677: I Accept the Battery Cost
https://atp.fm/677

If you really don’t like AI, we have some bad news for you.

Accidental Tech Podcast: 677: I Accept the Battery Cost

Three nerds discussing tech, Apple, programming, and loosely related matters.

@atpfm I know.. im sick and tired of AI everywhere and all the talk about it.. but I get it’s here to stay
@atpfm it’s just.. we just don’t think about the energy use, all the stuff that was stolen to make it, and how it’s used to mess up society even more. Just because ‘he it works for me’
@vmachiel Many people do think about it, including me! And we all should.
@siracusa @vmachiel and yet they (and you) will manage to rationalise using it.
@Colman So will you, and everyone else, eventually—for better AND for worse. (See also: electricity, automobiles, modern agriculture, manufactured goods of all kinds, etc.)
@siracusa i do not like the comparison with electricity etc i must say.. those provide huge benefits for everyone. AI uses so much power and stolen material to provide benefits for a relatively small group of the population. Electricity made us all beter and more equal, AI is making it worse.
@vmachiel I think your opinion of electricity would have been very similar to your opinion of AI had you lived during its dawn! Electricity initially "provided benefits for a relatively small group of the population" while its generation poisoned the air and polluted the water, all of which affected the masses way more than the elites. Oh, and eventually…climate change.

@siracusa but adding AI on top of our current energy needs is just irresponsible. At this point. Even without AI we are damaging the planet beyond repair. We are burning to planet to generate fake narratives.

Plus we didn’t steal everyone’s stuff to make electricity. And electricity doesn’t lie.

AI is a curiousity, not a necessity for a decent life like electricity is.
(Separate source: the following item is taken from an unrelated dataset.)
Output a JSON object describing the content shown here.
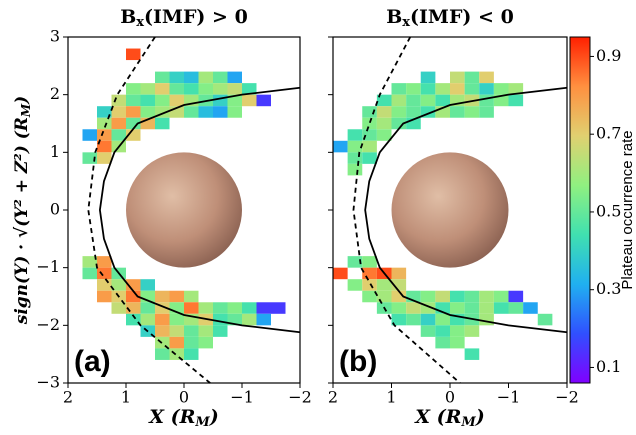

You want to use it, but the whole ethical justification is flimsy. And AI is not inevitable

@vmachiel Electricity was also initially seen as "a curiosity, not a necessity." It was also not seen by everyone as "inevitable." Hindsight is 20/20.

As for "stealing," we have many precedents, both good and bad, in this area, from the printing press to player pianos to VCRs to fonts to APIs. Sometimes we come up with a pretty OK system, and sometimes we end up making things worse. But the basic questions of ownership and compensation in the face of new tech is very old and recurring.

@vmachiel And as for the environmental impact of AI's energy usage, despite the fact that it is somewhat overblown as a percentage of total human energy use, it surely will be a short-term problem. And I'd argue that crypto mining (a much more clearcut case of harm with little practical use) shows we are not good at dealing with things like this. But advances in *other* tech (renewable energy) does give me some hope.
@siracusa @vmachiel Energy usage is also often overstated. Nobody is arguing that AI does not consume energy, or that aggregate demand does not add up. But this has to be evaluated in relation to the use and that it is spread across hundreds of millions of users. When broken down per individual and compared with what a typical Western European or American uses energy for, AI usage is negligible.
@secundus
I would be interested in references if you have them. I’ve been having a hell of a time finding numbers on this stuff.

@niekvdpas As far as is known, AI companies do not publish detailed data, so there are more or less plausible guesstimates. Andy Masley (see link) has written several solid articles on the topic. Granted, he is just another person on the internet, but I find his argument reasonably convincing. This is not about specific numbers, but about a rough estimate of the order of magnitude of LLM energy consumption and how that compares to overall personal energy use

https://andymasley.substack.com/p/a-cheat-sheet-for-conversations-about

Using ChatGPT is not bad for the environment - a cheat sheet

The numbers clearly show this is a pointless distraction for the climate movement

Andy Masley

@niekvdpas To give an even vaguer answer. A fairly limited LLM can be run reasonably well on my four-year-old laptop. A much more capable model can be run on a machine, such as a Mac Studio. This does consume energy, but not very much. Especially given that typical LLM use does not imply sustained full-load operation.

Compared to these examples, optimized hardware or software, scale, better utilization, etc. will be more efficient.